The Oxford Martin Programme on Inequality and Prosperity, established in 2016 as part of the Oxford Martin School’s research partnership with Citi, is currently at the core of the Employment, Equity and Growth research programme. The research team of Professor Brian Nolan, Dr. Tim Goedemé, Dr. Luis Valenzuela Rivera and Dr. David Weisstanner are investigating the drivers of economic inequality, the ways inequality impacts on growth, prosperity and opportunity, the relationship between increasing income inequality and the concentration of wealth, and policy responses including via the tax and transfer systems for working-age households and investment in human capital while supporting living standards.

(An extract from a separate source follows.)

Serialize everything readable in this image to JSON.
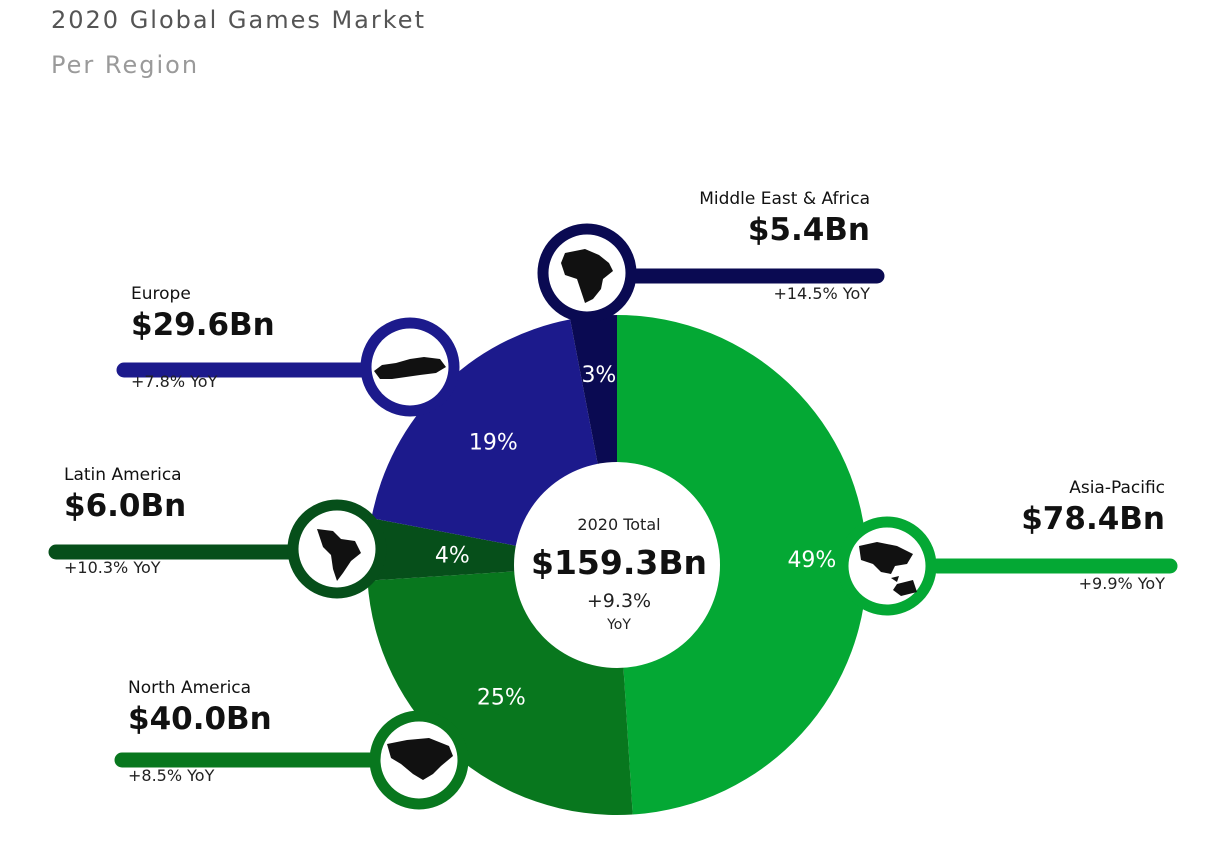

A central challenge for 21st. century capitalism is to generate jobs that offer adequate rewards for ordinary workers and underpin a sustainable standard of living. The research is probing the complex relationship between productivity, inequality and living standards. It is seeking policy levers that can promote inclusive growth and solutions that can sustain high employment without having to accept that much of it will be at low wages.
Another stream of the research is focused on the relationship between increasing income inequality and the concentration of wealth at the top, and the growing importance of income from capital. Can wealth and the income arising from it be spread more widely, and what avenues are open to the state to achieve this?
The role of the state in redistribution via taxes and transfers is also critical to growth and prosperity. The research is assessing how best to strengthen the effectiveness of social transfers for working-age households, and align them with labour market institutions (such as minimum wages) to form a coherent strategy to encourage labour market participation and investment in human capital while supporting living standards. It is also focusing on those towards the bottom of the income distribution, and the role of rising inequality towards the bottom and the top in how their real living standards have been evolving.
Companies are affected by many of the potential policy responses to increasing inequality, as they are by the drivers of inequality themselves. The research is investigating what has been happening to the share of total output/income going to capital versus labour, and how this relates to trends in productivity and in the distribution of income among persons and households. It will consider what role companies could or should be expected to play in responding to rising inequality and promoting inclusive growth.
The programme is directly addressing current concerns about rising inequality and its impacts; it aims to yield important insights into the drivers of increasing inequality and its effects, and to identify a coherent set of responses aimed at promoting inclusive growth and prosperity.